We upgraded our Kubernetes cluster (running on GKE) from version 1.19 to 1.21 and since then we have not been able to deploy one of our deployments. The relevant parts of the deployment are defined like this:
apiVersion: apps/v1
kind: Deployment
metadata:
name: my-deployment
labels:
name: my-deployment
spec:
replicas: 2
revisionHistoryLimit: 10
strategy:
type: "RollingUpdate"
rollingUpdate:
maxUnavailable: 0
maxSurge: 1
selector:
matchLabels:
name: "my-deployment"
spec:
affinity:
podAntiAffinity:
requiredDuringSchedulingIgnoredDuringExecution:
- labelSelector:
matchExpressions:
- key: name
operator: In
values:
- my-deployment
- my-other-deployment
topologyKey: "kubernetes.io/hostname"
nodeSelector:
cloud.google.com/gke-nodepool: somenodepool
...
We're running a 5 node cluster and "my-other-deployment" only has one replica of its pod. So before we start the roll-out process, two nodes should be available to schedule the new "my-deployment" pod. This has worked fine for years, but after upgrading the server to version v1.21.10-gke.2000, the rollout process now fails with:
Events:
Type Reason Age From Message
---- ------ ---- ---- -------
Warning FailedScheduling 50s (x2 over 52s) default-scheduler 0/5 nodes are available: 1 Insufficient cpu, 1 node(s) didn't satisfy existing pods anti-affinity rules, 3 node(s) didn't match pod anti-affinity rules, 4 node(s) didn't match pod affinity/anti-affinity rules.

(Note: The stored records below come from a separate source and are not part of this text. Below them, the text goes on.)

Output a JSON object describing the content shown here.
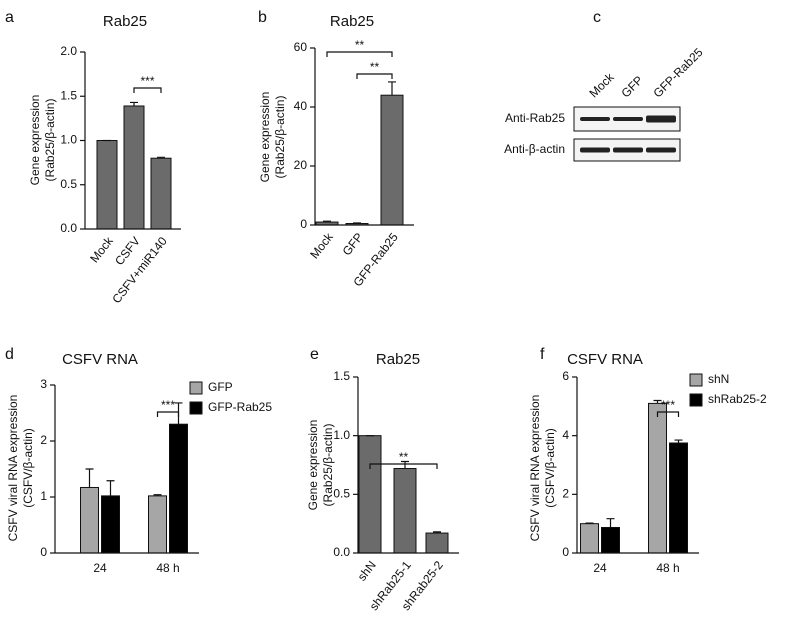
{
  "chart_data": [
    {
      "panel": "a",
      "type": "bar",
      "title": "Rab25",
      "ylabel": [
        "Gene expression",
        "(Rab25/β-actin)"
      ],
      "categories": [
        "Mock",
        "CSFV",
        "CSFV+miR140"
      ],
      "values": [
        1.0,
        1.39,
        0.8
      ],
      "errors": [
        0,
        0.04,
        0.01
      ],
      "color": "#6b6b6b",
      "ylim": [
        0,
        2
      ],
      "yticks": [
        {
          "value": 0,
          "label": "0.0"
        },
        {
          "value": 0.5,
          "label": "0.5"
        },
        {
          "value": 1,
          "label": "1.0"
        },
        {
          "value": 1.5,
          "label": "1.5"
        },
        {
          "value": 2,
          "label": "2.0"
        }
      ],
      "significance": [
        {
          "label": "***",
          "between": [
            "CSFV",
            "CSFV+miR140"
          ]
        }
      ]
    },
    {
      "panel": "b",
      "type": "bar",
      "title": "Rab25",
      "ylabel": [
        "Gene expression",
        "(Rab25/β-actin)"
      ],
      "categories": [
        "Mock",
        "GFP",
        "GFP-Rab25"
      ],
      "values": [
        1.0,
        0.5,
        44
      ],
      "errors": [
        0.3,
        0.2,
        4.5
      ],
      "color": "#6b6b6b",
      "ylim": [
        0,
        60
      ],
      "yticks": [
        0,
        20,
        40,
        60
      ],
      "significance": [
        {
          "label": "**",
          "between": [
            "Mock",
            "GFP-Rab25"
          ]
        },
        {
          "label": "**",
          "between": [
            "GFP",
            "GFP-Rab25"
          ]
        }
      ]
    },
    {
      "panel": "c",
      "type": "blot",
      "lanes": [
        "Mock",
        "GFP",
        "GFP-Rab25"
      ],
      "rows": [
        "Anti-Rab25",
        "Anti-β-actin"
      ]
    },
    {
      "panel": "d",
      "type": "bar",
      "title": "CSFV RNA",
      "ylabel": [
        "CSFV viral RNA expression",
        "(CSFV/β-actin)"
      ],
      "categories": [
        "24",
        "48 h"
      ],
      "series": [
        {
          "name": "GFP",
          "color": "#a6a6a6",
          "values": [
            1.17,
            1.02
          ],
          "errors": [
            0.33,
            0.02
          ]
        },
        {
          "name": "GFP-Rab25",
          "color": "#000000",
          "values": [
            1.02,
            2.3
          ],
          "errors": [
            0.27,
            0.38
          ]
        }
      ],
      "ylim": [
        0,
        3
      ],
      "yticks": [
        0,
        1,
        2,
        3
      ],
      "significance": [
        {
          "label": "***",
          "category": "48 h"
        }
      ]
    },
    {
      "panel": "e",
      "type": "bar",
      "title": "Rab25",
      "ylabel": [
        "Gene expression",
        "(Rab25/β-actin)"
      ],
      "categories": [
        "shN",
        "shRab25-1",
        "shRab25-2"
      ],
      "values": [
        1.0,
        0.72,
        0.17
      ],
      "errors": [
        0,
        0.06,
        0.01
      ],
      "color": "#6b6b6b",
      "ylim": [
        0,
        1.5
      ],
      "yticks": [
        {
          "value": 0,
          "label": "0.0"
        },
        {
          "value": 0.5,
          "label": "0.5"
        },
        {
          "value": 1,
          "label": "1.0"
        },
        {
          "value": 1.5,
          "label": "1.5"
        }
      ],
      "significance": [
        {
          "label": "**",
          "between": [
            "shN",
            "shRab25-2"
          ]
        }
      ]
    },
    {
      "panel": "f",
      "type": "bar",
      "title": "CSFV RNA",
      "ylabel": [
        "CSFV viral RNA expression",
        "(CSFV/β-actin)"
      ],
      "categories": [
        "24",
        "48 h"
      ],
      "series": [
        {
          "name": "shN",
          "color": "#a6a6a6",
          "values": [
            1.0,
            5.1
          ],
          "errors": [
            0.02,
            0.1
          ]
        },
        {
          "name": "shRab25-2",
          "color": "#000000",
          "values": [
            0.87,
            3.75
          ],
          "errors": [
            0.3,
            0.1
          ]
        }
      ],
      "ylim": [
        0,
        6
      ],
      "yticks": [
        0,
        2,
        4,
        6
      ],
      "significance": [
        {
          "label": "***",
          "category": "48 h"
        }
      ]
    }
  ]
}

Normal NotTriggerScaleUp 50s cluster-autoscaler pod didn't trigger scale-up:
Normal Scheduled 20s default-scheduler Successfully assigned default/my-deployment-7f66984b9f-bqs8l to gke-v1-21-10-gke-2000-n1-standar-9b2c965a-lz4j
Normal Pulled 19s kubelet Container image "somerepo/something/my-deployment:589" already present on machine
Normal Created 19s kubelet Created container my-deployment
Normal Started 19s kubelet Started container my-deployment
What could be the reason for this and how do we fix it?
CodePudding user response:
I don't know about anything that changed in terms of (anti)affinity in 1.19 vs 1.21. Maybe check:
- Are there other deployments with the same name, triggering the anti-affinity?

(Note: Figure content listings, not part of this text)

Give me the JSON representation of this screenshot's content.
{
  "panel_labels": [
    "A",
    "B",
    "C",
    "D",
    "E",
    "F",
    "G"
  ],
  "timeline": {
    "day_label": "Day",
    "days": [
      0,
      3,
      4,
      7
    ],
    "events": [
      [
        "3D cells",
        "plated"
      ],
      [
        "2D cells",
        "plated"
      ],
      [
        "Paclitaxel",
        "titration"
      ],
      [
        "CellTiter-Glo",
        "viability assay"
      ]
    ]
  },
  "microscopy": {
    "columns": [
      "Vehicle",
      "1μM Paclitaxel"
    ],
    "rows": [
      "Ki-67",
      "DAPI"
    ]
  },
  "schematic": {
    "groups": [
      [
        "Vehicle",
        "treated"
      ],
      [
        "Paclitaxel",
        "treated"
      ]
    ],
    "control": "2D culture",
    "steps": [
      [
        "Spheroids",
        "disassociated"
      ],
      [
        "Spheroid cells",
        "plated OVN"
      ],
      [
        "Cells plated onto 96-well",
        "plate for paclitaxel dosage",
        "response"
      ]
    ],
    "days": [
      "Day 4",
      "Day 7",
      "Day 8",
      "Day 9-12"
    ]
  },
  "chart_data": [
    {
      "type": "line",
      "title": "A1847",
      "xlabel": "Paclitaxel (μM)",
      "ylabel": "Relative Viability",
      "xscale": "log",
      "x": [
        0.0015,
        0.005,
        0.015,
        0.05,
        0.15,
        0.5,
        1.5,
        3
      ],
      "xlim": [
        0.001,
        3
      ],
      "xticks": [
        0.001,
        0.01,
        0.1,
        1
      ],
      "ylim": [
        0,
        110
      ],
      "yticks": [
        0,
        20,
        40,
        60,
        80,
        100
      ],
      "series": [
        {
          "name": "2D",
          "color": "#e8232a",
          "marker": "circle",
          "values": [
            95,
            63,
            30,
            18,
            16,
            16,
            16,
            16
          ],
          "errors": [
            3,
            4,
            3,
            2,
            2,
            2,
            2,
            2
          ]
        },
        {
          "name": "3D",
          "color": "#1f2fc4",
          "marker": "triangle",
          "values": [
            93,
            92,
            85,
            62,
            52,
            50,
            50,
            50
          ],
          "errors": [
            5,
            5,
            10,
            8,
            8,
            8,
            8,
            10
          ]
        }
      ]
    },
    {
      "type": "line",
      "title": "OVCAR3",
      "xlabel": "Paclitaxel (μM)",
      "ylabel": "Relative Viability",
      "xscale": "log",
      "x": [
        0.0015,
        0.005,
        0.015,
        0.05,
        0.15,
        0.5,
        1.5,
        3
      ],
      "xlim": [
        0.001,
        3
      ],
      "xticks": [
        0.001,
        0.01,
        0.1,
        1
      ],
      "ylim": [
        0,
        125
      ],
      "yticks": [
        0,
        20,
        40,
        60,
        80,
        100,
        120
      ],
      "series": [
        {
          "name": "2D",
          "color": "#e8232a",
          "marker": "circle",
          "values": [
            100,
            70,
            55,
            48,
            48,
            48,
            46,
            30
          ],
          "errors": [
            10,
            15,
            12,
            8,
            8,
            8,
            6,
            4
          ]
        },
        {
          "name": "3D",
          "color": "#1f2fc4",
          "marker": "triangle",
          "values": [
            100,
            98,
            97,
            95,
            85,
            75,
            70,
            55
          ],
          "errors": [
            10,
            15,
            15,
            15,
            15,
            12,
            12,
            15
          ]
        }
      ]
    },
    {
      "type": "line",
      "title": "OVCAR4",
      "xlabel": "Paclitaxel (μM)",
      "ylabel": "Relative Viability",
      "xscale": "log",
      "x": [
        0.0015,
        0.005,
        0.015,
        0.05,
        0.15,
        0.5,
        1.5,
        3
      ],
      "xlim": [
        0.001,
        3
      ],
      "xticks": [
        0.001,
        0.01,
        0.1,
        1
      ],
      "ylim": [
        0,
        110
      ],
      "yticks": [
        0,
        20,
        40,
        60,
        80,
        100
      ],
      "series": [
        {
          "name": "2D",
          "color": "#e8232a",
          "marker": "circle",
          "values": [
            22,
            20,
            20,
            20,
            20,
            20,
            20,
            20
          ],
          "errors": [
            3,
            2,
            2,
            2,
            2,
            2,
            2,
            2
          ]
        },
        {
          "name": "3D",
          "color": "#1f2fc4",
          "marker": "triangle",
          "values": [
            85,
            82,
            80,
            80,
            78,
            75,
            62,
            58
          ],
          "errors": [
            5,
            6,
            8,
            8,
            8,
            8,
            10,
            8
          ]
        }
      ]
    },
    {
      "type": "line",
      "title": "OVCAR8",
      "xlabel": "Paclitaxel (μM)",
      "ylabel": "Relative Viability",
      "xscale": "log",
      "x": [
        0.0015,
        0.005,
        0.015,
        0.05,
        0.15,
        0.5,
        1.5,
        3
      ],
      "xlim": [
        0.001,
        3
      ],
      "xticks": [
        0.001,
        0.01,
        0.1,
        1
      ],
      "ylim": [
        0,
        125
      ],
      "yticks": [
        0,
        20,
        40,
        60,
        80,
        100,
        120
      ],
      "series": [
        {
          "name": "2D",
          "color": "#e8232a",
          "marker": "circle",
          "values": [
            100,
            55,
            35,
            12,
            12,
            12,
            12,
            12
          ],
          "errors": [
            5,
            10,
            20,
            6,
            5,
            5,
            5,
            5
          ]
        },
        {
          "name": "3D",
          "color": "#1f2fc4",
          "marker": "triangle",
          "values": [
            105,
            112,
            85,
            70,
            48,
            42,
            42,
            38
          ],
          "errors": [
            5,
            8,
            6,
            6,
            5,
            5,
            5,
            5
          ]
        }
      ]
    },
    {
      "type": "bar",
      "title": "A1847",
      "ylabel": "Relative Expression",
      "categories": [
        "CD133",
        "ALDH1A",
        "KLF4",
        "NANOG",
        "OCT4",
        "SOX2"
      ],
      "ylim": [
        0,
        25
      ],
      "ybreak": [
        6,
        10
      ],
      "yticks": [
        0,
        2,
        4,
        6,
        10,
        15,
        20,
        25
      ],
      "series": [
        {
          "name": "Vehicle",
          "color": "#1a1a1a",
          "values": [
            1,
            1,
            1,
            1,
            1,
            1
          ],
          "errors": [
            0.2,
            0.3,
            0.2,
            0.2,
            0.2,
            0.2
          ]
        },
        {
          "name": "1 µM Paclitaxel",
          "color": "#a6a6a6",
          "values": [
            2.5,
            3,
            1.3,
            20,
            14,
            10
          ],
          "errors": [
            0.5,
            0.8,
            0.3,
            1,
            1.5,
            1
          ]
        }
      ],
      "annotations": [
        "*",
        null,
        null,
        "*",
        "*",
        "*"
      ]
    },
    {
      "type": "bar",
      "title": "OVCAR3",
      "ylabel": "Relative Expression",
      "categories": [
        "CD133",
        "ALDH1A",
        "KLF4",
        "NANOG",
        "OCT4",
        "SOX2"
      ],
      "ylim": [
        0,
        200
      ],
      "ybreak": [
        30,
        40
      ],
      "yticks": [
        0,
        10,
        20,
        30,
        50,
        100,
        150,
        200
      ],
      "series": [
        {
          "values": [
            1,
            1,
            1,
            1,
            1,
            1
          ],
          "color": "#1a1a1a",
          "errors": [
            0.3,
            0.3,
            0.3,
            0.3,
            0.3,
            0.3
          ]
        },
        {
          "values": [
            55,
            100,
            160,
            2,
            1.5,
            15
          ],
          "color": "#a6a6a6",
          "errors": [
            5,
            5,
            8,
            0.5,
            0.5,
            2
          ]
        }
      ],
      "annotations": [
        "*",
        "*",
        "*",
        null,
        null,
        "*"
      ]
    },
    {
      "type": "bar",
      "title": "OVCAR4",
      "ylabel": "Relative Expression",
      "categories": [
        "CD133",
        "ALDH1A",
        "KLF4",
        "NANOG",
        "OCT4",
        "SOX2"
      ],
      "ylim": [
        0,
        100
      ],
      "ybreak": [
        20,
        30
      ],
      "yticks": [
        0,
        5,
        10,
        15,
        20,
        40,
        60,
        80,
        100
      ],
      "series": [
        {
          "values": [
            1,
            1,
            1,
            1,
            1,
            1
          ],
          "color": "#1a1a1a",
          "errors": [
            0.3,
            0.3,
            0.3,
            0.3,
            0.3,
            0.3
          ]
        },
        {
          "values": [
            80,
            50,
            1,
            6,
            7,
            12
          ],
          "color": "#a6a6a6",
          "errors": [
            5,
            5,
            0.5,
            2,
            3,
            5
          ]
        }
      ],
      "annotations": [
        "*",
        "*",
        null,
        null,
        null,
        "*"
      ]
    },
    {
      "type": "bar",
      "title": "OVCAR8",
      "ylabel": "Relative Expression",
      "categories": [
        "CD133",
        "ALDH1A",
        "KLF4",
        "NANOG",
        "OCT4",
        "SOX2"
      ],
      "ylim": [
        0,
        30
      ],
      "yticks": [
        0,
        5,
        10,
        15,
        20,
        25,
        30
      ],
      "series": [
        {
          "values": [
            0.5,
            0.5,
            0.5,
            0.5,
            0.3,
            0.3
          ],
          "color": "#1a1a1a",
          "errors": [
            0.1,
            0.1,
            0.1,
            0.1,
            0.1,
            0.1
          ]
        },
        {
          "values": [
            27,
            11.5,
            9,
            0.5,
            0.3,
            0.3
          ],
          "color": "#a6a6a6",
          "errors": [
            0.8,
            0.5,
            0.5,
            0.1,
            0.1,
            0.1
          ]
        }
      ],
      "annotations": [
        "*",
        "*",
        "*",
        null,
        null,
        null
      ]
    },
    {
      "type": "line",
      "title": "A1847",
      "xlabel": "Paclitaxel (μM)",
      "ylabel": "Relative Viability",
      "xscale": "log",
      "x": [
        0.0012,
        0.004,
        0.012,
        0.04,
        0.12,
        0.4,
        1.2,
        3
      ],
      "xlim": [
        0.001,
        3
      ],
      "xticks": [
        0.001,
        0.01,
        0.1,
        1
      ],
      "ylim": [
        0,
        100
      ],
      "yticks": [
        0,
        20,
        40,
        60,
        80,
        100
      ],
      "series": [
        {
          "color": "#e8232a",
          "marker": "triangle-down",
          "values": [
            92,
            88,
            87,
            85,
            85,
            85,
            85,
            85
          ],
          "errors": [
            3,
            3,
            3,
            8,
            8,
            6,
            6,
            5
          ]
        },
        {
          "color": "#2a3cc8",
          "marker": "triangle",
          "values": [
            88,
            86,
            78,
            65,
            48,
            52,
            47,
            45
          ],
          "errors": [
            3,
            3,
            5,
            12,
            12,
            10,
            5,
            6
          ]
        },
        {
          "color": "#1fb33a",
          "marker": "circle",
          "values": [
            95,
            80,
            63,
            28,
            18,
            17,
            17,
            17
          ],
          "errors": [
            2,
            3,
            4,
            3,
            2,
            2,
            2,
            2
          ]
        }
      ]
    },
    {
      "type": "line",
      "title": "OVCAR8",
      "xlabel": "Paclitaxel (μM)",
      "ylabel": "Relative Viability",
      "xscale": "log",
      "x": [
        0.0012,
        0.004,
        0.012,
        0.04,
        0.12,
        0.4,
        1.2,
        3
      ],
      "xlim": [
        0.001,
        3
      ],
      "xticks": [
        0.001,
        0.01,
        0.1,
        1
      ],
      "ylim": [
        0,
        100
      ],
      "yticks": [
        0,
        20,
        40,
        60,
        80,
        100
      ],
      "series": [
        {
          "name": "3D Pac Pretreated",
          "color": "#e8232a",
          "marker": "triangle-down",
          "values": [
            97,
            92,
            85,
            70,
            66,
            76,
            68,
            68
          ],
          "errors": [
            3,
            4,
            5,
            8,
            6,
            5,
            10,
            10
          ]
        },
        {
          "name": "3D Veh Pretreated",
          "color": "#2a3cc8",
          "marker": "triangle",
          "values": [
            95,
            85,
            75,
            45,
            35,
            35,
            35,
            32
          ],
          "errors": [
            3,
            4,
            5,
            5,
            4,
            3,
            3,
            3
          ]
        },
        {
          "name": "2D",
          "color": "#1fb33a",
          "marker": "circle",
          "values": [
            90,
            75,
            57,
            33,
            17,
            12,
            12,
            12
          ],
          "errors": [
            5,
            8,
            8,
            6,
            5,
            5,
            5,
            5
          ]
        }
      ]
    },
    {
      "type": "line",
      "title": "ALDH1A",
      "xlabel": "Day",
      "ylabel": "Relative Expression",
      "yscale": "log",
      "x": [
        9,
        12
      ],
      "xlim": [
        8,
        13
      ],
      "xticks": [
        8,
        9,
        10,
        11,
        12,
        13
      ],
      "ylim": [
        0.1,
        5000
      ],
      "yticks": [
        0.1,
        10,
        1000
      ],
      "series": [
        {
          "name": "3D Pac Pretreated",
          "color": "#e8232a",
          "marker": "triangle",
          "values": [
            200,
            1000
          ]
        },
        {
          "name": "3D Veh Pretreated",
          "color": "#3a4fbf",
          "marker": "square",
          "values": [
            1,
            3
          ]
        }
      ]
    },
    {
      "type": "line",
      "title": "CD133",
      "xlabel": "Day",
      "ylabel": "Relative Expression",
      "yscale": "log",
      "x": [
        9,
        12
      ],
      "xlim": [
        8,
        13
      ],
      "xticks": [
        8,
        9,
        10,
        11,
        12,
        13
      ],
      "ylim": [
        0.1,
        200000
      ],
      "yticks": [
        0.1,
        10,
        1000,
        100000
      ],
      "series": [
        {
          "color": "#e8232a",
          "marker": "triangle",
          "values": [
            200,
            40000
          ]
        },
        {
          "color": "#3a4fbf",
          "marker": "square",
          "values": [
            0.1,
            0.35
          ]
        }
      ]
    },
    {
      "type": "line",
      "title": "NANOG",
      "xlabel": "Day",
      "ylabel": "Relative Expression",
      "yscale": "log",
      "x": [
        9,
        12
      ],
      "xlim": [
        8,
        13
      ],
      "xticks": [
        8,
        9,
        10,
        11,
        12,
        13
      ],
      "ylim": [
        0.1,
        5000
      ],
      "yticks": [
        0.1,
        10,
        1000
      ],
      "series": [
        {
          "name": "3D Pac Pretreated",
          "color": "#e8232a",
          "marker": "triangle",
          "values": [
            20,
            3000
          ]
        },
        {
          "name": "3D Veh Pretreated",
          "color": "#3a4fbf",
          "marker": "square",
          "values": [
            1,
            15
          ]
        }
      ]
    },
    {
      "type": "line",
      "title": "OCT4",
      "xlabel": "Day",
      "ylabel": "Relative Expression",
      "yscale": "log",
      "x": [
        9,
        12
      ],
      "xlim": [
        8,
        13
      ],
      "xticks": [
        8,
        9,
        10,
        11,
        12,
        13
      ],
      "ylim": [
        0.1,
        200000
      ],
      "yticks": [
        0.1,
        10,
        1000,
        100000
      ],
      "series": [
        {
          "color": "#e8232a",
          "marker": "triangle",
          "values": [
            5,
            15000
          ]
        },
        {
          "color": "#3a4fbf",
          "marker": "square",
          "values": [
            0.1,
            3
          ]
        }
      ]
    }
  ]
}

- Is the nodepool name correct?
- Are all the nodes in your nodepool schedulable ?
CodePudding user response:
The problem was that there was not enough CPU available on the remaining nodes to fulfill the CPU resource request of the pod. The way this is enforced has probably changed in 1.20 or 1.21, since it has not been an issue before.